Daí a meia hora, depois de ser atendido, também saí e me encaminhei para os lados da Praça da Alfândega.
Eram 11:55 hs de uma ensolarada manhã de primavera, corria uma brisa morna pelo centro da capital e o dia estava agradável.
Sentado num dos bancos da praça da Alfândega, a dez passos de mim, avistei o homem com a sua bengala, seu velho terno marrom , camisa escura , gravata e chapéu.
Aproximei-me e ele levantou os olhos que estavam fixos no calçamento, mas desta vez para me olhar de modo inexpressivo, como quem olha para uma pessoa qualquer desconhecida …
Ao seu lado no banco havia uma sacola de cartão onde se liam, em letras graúdas, as iniciais D.M.

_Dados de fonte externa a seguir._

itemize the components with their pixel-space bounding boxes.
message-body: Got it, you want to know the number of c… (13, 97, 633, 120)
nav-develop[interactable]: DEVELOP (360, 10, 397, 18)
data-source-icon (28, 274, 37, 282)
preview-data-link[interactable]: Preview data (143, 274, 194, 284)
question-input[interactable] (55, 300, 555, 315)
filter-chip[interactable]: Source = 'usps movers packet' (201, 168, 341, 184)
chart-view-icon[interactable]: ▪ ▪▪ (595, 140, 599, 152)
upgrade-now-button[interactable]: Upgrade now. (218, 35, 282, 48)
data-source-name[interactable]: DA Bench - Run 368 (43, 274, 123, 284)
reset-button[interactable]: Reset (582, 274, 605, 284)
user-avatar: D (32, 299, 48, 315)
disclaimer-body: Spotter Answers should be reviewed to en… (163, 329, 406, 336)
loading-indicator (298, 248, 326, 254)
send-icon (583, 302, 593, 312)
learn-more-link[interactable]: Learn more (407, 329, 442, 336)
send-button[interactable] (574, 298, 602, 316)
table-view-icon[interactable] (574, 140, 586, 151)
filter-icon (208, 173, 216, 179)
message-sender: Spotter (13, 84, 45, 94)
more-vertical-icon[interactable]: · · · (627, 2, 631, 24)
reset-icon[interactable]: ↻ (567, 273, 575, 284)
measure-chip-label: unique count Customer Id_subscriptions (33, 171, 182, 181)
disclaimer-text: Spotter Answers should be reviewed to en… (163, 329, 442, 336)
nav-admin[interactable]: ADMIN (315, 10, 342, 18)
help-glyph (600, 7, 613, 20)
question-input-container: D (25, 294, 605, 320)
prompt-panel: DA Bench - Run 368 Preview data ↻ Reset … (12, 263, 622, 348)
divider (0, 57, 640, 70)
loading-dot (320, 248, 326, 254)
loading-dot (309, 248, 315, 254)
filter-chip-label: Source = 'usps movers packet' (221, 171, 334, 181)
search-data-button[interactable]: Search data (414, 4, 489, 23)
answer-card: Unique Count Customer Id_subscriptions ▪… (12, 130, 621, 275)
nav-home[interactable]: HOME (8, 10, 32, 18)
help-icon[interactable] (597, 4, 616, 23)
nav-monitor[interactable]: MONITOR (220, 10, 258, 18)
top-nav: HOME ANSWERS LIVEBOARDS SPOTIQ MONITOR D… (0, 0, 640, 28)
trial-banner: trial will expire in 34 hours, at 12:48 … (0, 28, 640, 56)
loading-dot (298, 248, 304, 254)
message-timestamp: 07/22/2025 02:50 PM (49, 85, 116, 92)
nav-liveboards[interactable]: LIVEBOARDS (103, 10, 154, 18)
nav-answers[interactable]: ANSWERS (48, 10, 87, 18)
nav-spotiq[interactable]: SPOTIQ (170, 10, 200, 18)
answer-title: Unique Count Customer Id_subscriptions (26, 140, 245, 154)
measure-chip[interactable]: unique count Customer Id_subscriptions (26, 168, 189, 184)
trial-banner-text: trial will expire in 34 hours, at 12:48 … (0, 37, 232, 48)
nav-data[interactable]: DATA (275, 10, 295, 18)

Eu me aproximei e dei-lhe boa tarde, pois já passava do meio dia, e lhe disse:
— O senhor desistiu de ficar na fila ?
Ele respondeu ao meu “boa tarde” e, me olhando sério, acrescentou:
— Sabe, aos 73 anos estou velho para entrar numa fila de banco, e ninguém tem consideração conosco quando passamos dos 70. Além disso, não gosto de pedir favores.

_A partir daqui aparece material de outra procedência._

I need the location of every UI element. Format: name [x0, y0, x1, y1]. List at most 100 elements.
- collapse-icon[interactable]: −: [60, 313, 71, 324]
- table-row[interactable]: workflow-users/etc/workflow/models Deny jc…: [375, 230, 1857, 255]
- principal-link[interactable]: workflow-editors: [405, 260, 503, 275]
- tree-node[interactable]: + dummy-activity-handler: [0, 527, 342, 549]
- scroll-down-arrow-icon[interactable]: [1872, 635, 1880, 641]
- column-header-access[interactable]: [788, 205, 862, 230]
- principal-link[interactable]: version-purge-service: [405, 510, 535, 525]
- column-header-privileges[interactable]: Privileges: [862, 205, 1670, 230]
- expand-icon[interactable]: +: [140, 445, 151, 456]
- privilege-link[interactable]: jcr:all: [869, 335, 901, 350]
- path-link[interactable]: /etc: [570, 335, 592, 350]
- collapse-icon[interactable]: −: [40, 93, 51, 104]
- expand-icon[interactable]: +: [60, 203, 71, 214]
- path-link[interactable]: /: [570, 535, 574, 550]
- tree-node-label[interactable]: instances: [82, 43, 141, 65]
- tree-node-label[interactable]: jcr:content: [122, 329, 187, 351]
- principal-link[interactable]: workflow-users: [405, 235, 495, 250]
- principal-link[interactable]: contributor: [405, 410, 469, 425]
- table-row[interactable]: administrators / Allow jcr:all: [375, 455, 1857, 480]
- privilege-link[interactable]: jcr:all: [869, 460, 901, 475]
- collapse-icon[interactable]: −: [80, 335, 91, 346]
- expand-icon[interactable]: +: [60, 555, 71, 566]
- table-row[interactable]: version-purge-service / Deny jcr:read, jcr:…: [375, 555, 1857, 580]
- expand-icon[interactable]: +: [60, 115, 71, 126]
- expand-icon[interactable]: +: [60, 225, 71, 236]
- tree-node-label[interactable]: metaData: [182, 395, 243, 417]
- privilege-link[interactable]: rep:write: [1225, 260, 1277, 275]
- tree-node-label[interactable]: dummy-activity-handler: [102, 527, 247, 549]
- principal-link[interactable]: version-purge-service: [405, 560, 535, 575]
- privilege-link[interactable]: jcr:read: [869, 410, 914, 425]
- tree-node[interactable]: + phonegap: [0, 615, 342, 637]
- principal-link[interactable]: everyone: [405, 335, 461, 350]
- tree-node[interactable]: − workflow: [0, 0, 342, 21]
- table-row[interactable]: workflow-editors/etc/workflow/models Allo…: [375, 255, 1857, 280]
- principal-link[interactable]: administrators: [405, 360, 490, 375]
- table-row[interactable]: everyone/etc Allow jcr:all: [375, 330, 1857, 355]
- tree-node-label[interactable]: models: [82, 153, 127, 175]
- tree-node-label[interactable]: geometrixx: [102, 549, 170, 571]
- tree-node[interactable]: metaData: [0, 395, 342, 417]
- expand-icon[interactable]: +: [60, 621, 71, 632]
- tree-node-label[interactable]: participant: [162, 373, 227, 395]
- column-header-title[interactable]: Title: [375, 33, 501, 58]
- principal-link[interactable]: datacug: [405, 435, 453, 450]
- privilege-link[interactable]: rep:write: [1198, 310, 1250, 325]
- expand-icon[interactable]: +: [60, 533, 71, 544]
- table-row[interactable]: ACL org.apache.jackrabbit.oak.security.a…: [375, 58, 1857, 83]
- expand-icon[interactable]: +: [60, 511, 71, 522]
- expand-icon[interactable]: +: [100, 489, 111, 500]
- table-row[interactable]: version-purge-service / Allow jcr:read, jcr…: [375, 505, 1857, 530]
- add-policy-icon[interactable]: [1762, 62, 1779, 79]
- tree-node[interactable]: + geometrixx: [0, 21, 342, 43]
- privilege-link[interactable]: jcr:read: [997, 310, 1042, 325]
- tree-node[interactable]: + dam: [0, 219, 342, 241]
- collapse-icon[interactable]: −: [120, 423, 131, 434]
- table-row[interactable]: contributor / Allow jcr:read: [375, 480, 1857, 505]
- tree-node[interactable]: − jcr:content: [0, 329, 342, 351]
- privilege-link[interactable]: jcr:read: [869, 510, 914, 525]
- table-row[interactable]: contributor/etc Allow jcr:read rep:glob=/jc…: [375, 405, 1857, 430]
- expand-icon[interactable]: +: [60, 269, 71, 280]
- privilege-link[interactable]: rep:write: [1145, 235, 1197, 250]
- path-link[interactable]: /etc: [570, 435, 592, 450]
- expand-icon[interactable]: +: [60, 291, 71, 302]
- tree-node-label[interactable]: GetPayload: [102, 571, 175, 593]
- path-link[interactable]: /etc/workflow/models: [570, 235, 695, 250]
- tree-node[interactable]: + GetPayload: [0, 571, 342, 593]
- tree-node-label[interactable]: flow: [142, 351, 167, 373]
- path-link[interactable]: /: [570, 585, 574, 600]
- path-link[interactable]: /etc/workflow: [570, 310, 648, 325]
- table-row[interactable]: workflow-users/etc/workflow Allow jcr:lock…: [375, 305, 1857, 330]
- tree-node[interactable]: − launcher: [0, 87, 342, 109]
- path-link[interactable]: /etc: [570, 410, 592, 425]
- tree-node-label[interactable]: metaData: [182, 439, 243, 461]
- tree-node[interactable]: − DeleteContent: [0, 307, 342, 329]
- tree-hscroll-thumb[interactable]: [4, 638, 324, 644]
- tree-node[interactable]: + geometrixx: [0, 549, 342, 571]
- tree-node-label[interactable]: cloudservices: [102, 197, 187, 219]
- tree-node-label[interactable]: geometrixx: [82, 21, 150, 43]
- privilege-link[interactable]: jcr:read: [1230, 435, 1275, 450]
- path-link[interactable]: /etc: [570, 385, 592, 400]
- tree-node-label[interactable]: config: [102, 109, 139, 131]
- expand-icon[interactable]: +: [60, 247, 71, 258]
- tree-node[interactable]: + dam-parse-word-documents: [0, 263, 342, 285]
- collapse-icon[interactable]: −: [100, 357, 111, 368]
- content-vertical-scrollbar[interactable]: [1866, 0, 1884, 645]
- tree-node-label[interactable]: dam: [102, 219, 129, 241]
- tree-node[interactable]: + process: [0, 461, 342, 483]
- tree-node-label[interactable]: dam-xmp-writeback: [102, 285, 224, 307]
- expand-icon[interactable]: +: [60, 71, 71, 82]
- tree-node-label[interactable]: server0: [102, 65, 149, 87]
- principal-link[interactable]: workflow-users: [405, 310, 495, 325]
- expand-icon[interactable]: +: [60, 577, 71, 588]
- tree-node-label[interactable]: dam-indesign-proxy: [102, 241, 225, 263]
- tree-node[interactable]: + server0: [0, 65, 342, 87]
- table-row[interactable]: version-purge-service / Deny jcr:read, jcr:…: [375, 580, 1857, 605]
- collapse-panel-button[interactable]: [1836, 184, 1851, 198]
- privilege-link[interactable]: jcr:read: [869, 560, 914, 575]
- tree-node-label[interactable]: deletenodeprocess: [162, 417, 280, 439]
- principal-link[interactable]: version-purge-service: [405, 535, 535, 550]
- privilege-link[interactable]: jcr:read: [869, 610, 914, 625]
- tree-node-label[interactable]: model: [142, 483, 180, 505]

Nesse tempo, final da década de 60, ainda não havia o estatuto da terceira idade e os mais velhos não tinham o amparo da lei. Salvo por bom senso e educação das demais pessoas, os idosos não possuíam nenhum privilégio ou direito preferencial para serem atendidos em primeiro lugar nos bancos ou repartições.
— Pois é — lhe disse –, vi o senhor desistir e sair do Banco.
— E também queria fumar um cigarrinho …
— Posso lhe ajudar em algo?
— Acho que não. Vou respirar um pouco de ar puro; depois retorno e entro numa das filas. Mas por que veio falar comigo?
— Achei que talvez o conhecesse. É parecido com meu pai.
— Como se chama?
— Luciano.
— E o sobrenome …
— Machado.
— Também sou Machado. Como se chama o seu pai.
— Vergilino.
— De onde ele é?
— De Camaquã.
— Podemos ser parentes. Sou de Quaraí, mas tenho uns primos lá em Camaquã. Você gosta de ler ?
— Sim.
— Então vou lhe dar um livro de presente.
E retirando da sacola um exemplar do seu livro “Um Pobre Homem”, escreveu a seguinte dedicatória.
“Para o Luciano, com amizade e apreço. Porto Alegre-RS, 31 de outubro de 1968. D.M.”
Depois disso não o vi mais e voltei para Livramento. Dyonélio Machado morreu aos 90 anos, em 1985.